Чужак не ответил, он лишь поднял руку, сдернув завязку плаща, – тяжелая ткань с шелестом опустилась на пол. Утонченный черный камзол, расшитый серебром, не слишком-то подходил для боя, но меч стремительно вспорхнул в руке – он приглашал врагов принять участие в его пире. В виде блюд, естественно.
«Ну, давайте же, – шептал меч, – ну же». Только его хозяин слышал затаенную радость своего оружия, предвкушающего кровавую сечу. А еще ярость и гнев, что переполняли его.
– Чего стоите?! Взять мерзавца!
Первыми устремились вперед наемники. Один упал с разрубленной грудью и переломленным клинком – тот не выдержал соприкосновения с древней сталью; черный меч без жалости поразил врага, и мечу это понравилось… В горло второго вонзился остроконечный рубин на торце рукояти, и блестящий алый камень будто заплакал, истекая болью и злостью. Человек рухнул на дощатый пол, выронив оружие и схватившись за шею, кровь проходила сквозь пальцы, брызгала во все стороны, окрашивая бедную мебель, людей и орков. Он еще хрипел, но его товарищей ужасная гибель двух самых храбрых вояк Нарла не остановила.

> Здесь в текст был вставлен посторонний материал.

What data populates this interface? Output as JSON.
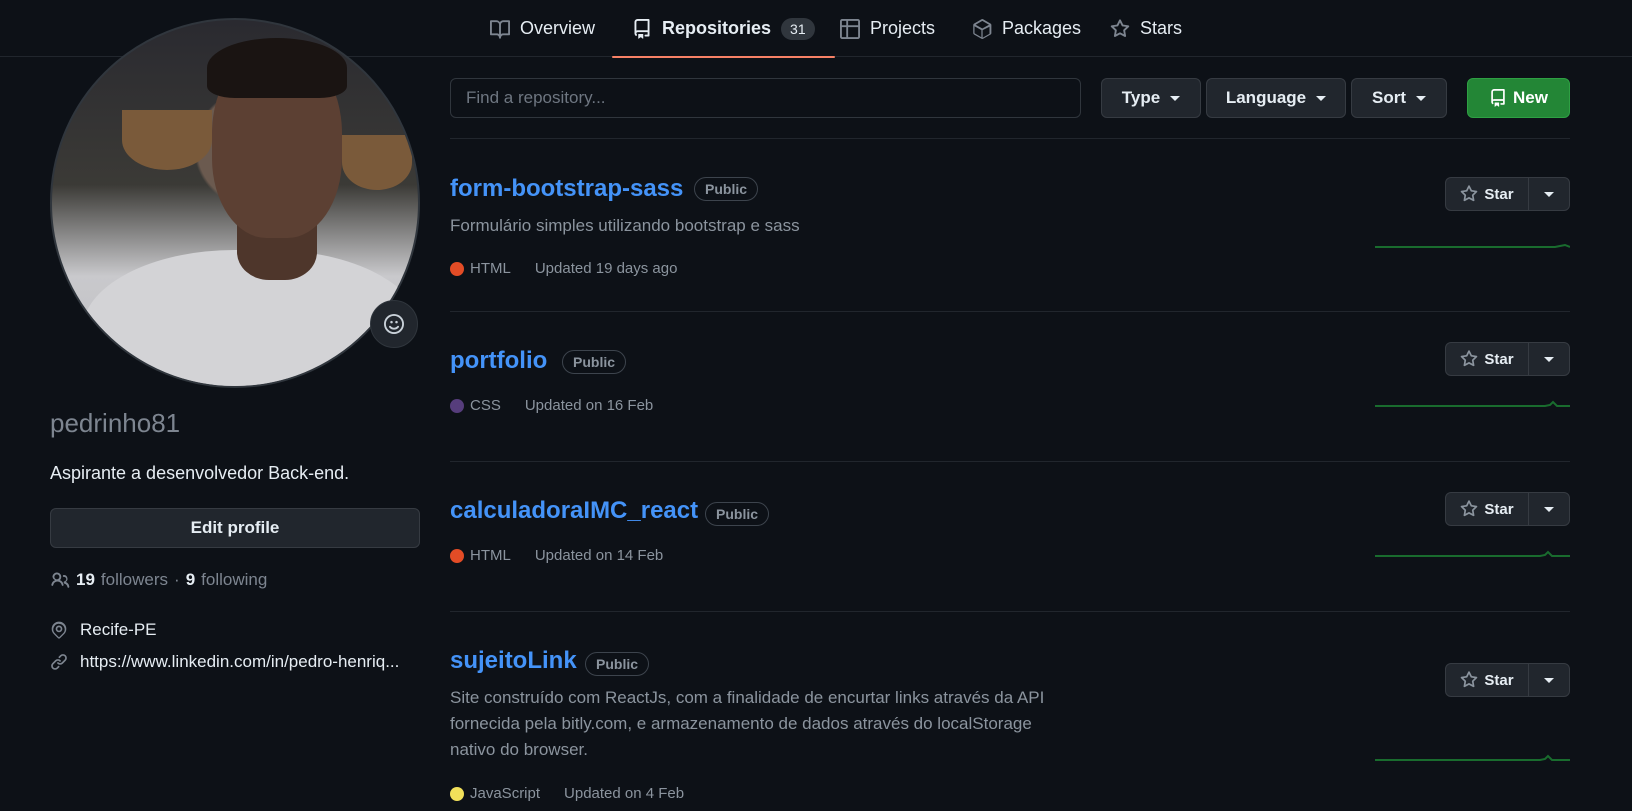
{
  "nav": {
    "tabs": [
      {
        "label": "Overview",
        "icon": "book-icon"
      },
      {
        "label": "Repositories",
        "icon": "repo-icon",
        "count": "31"
      },
      {
        "label": "Projects",
        "icon": "table-icon"
      },
      {
        "label": "Packages",
        "icon": "package-icon"
      },
      {
        "label": "Stars",
        "icon": "star-icon"
      }
    ]
  },
  "profile": {
    "username": "pedrinho81",
    "bio": "Aspirante a desenvolvedor Back-end.",
    "edit_label": "Edit profile",
    "followers_count": "19",
    "followers_label": "followers",
    "separator": "·",
    "following_count": "9",
    "following_label": "following",
    "location": "Recife-PE",
    "link": "https://www.linkedin.com/in/pedro-henriq..."
  },
  "filters": {
    "search_placeholder": "Find a repository...",
    "type_label": "Type",
    "language_label": "Language",
    "sort_label": "Sort",
    "new_label": "New"
  },
  "repos": [
    {
      "name": "form-bootstrap-sass",
      "visibility": "Public",
      "description": "Formulário simples utilizando bootstrap e sass",
      "language": "HTML",
      "lang_color": "#e34c26",
      "updated": "Updated 19 days ago",
      "star_label": "Star"
    },
    {
      "name": "portfolio",
      "visibility": "Public",
      "description": "",
      "language": "CSS",
      "lang_color": "#563d7c",
      "updated": "Updated on 16 Feb",
      "star_label": "Star"
    },
    {
      "name": "calculadoraIMC_react",
      "visibility": "Public",
      "description": "",
      "language": "HTML",
      "lang_color": "#e34c26",
      "updated": "Updated on 14 Feb",
      "star_label": "Star"
    },
    {
      "name": "sujeitoLink",
      "visibility": "Public",
      "description_lines": [
        "Site construído com ReactJs, com a finalidade de encurtar links através da API",
        "fornecida pela bitly.com, e armazenamento de dados através do localStorage",
        "nativo do browser."
      ],
      "language": "JavaScript",
      "lang_color": "#f1e05a",
      "updated": "Updated on 4 Feb",
      "star_label": "Star"
    }
  ],
  "colors": {
    "background": "#0d1117",
    "link": "#4493f8",
    "active_tab_underline": "#f78166",
    "new_button": "#238636",
    "sparkline": "#196c2e"
  }
}
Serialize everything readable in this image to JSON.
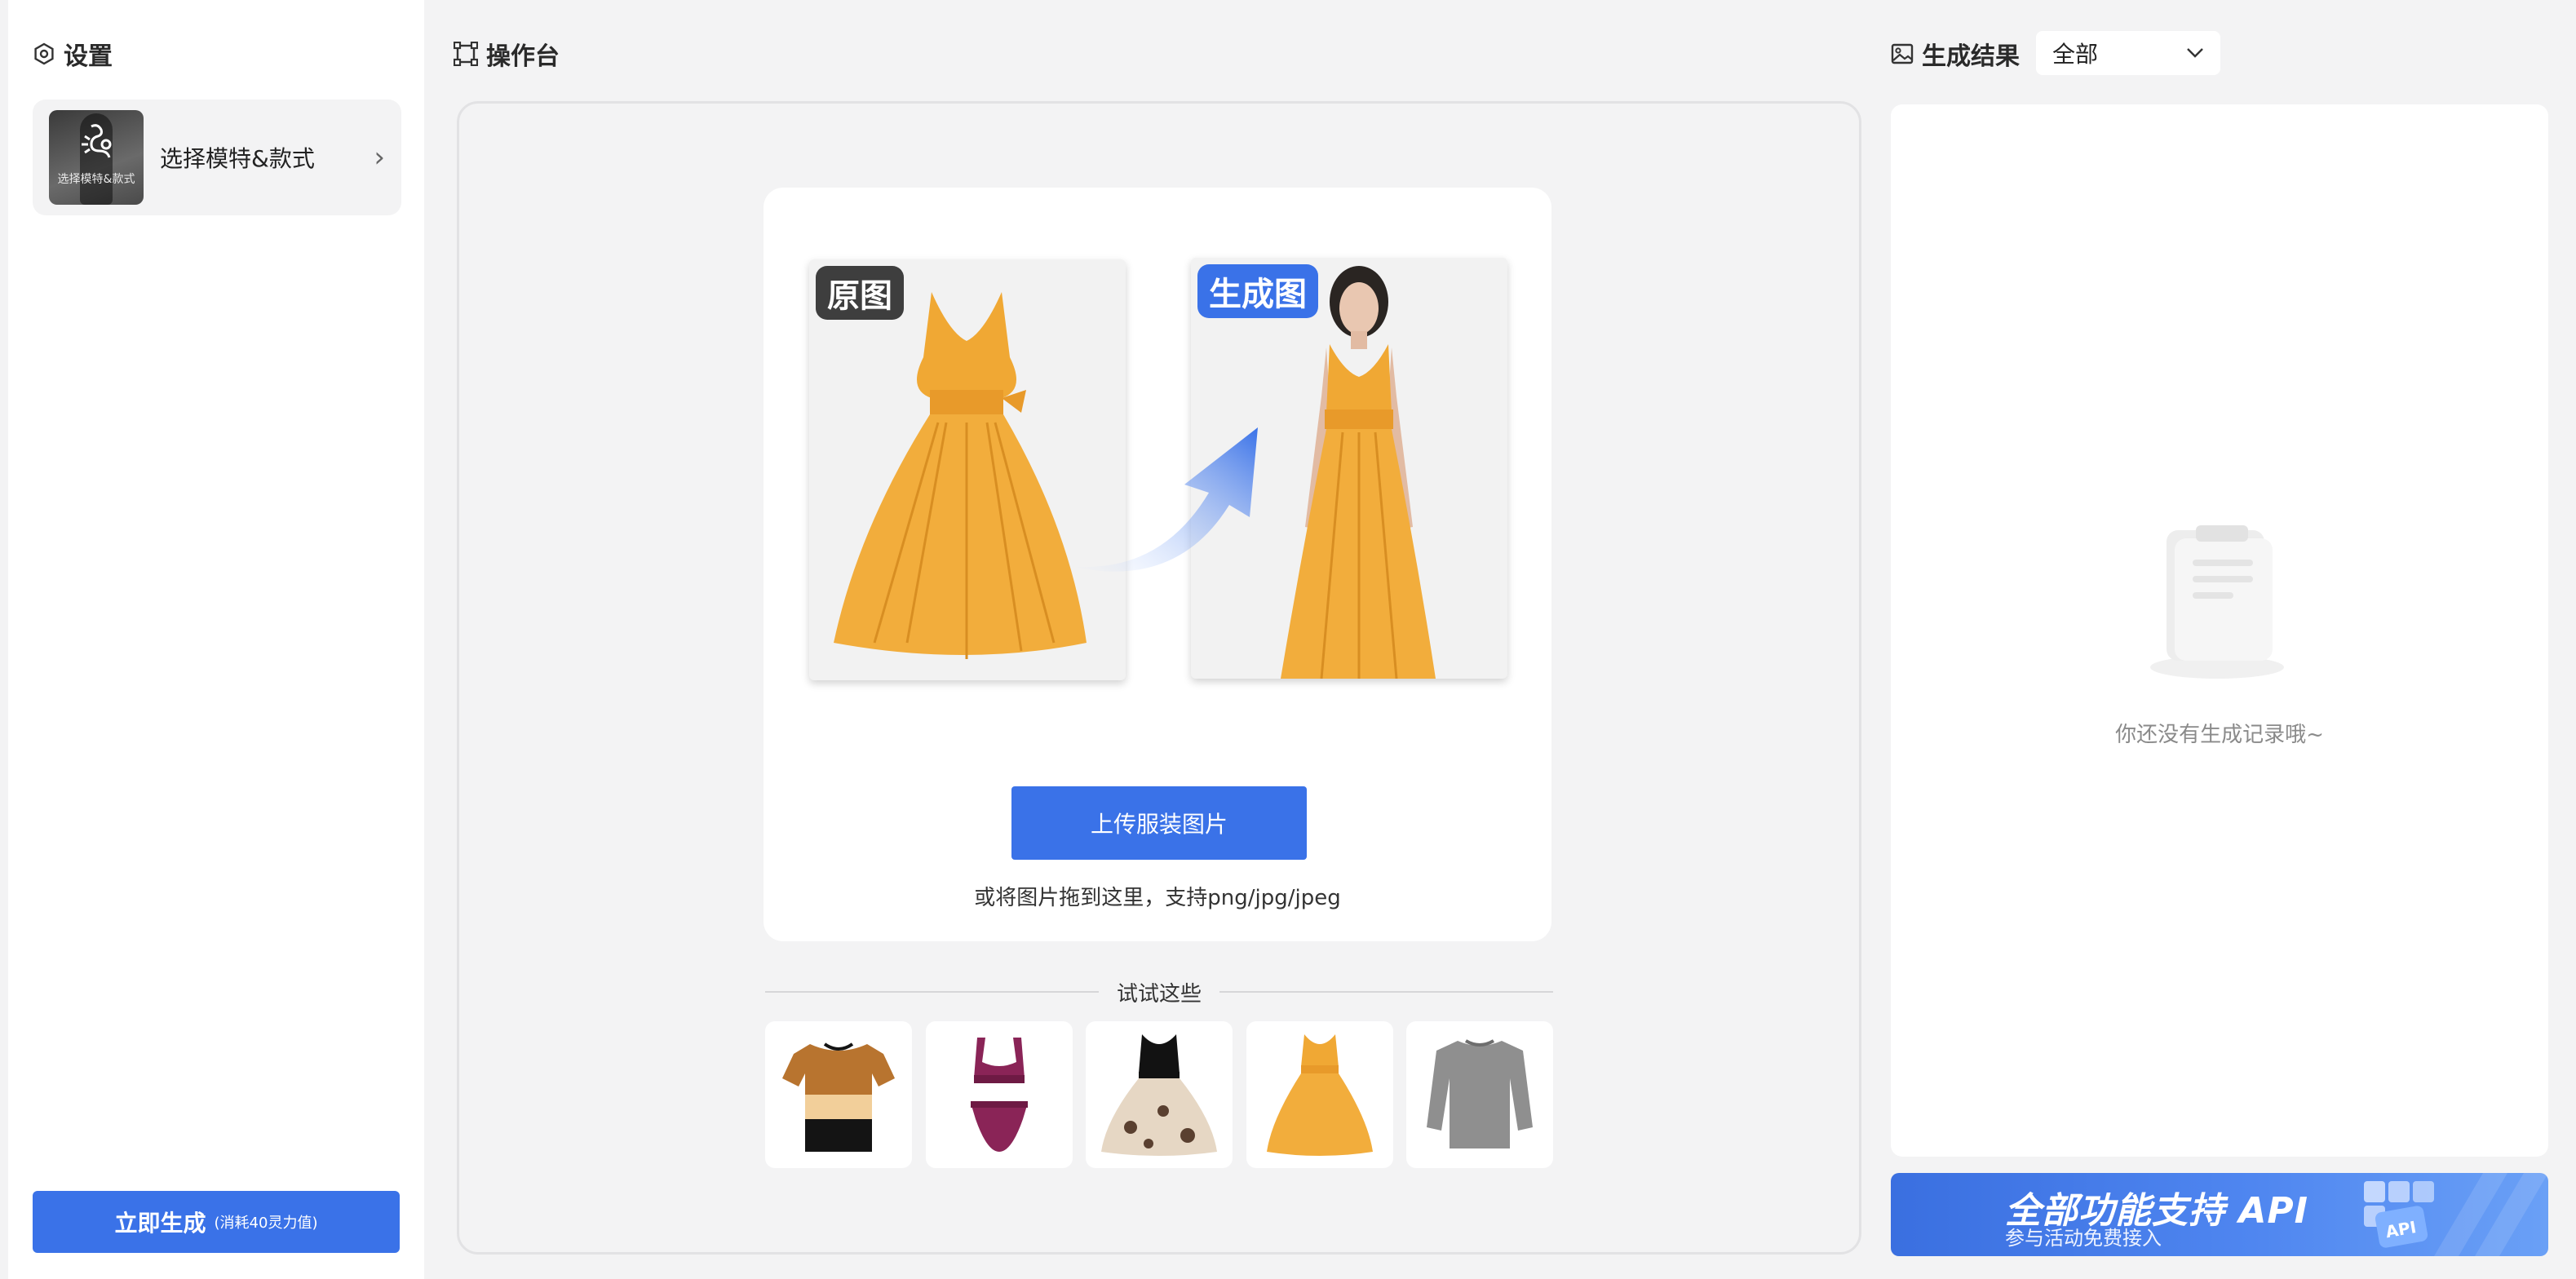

Вскоре эльф уже стоял, полностью окруженный противниками, те наносили удары, но вороненый клинок все отражал, ломая оружие нападающих и в ловких веерных танцах защищая своего господина.
Один громадный орк, рыча и скаля обломанные клыки, прыгнул вперед и резко рубанул перед собой кривым кинжалом. Удар должен был разрезать чужака от плеча и до пояса, но ловкий эльф вовремя отшатнулся назад, и зазубренное лезвие ухватило лишь черный с серебром бархат камзола. Вспорхнувший в ответ выпад пробил сморщенную орочью морду насквозь, сделав ее еще ужаснее. Кто-то попытался зайти со спины. Митлонд ударил ногой, отчего наемник согнулся пополам с перебитым дыханием. Свист цепи раздался подле самого уха… он отпрянул в сторону, и вовремя – в то место, где он только что стоял, в доски пола вгрызся кованый металлический шар с заостренными шипами, торчащими во все стороны, – тяжелый кистень едва не задел его.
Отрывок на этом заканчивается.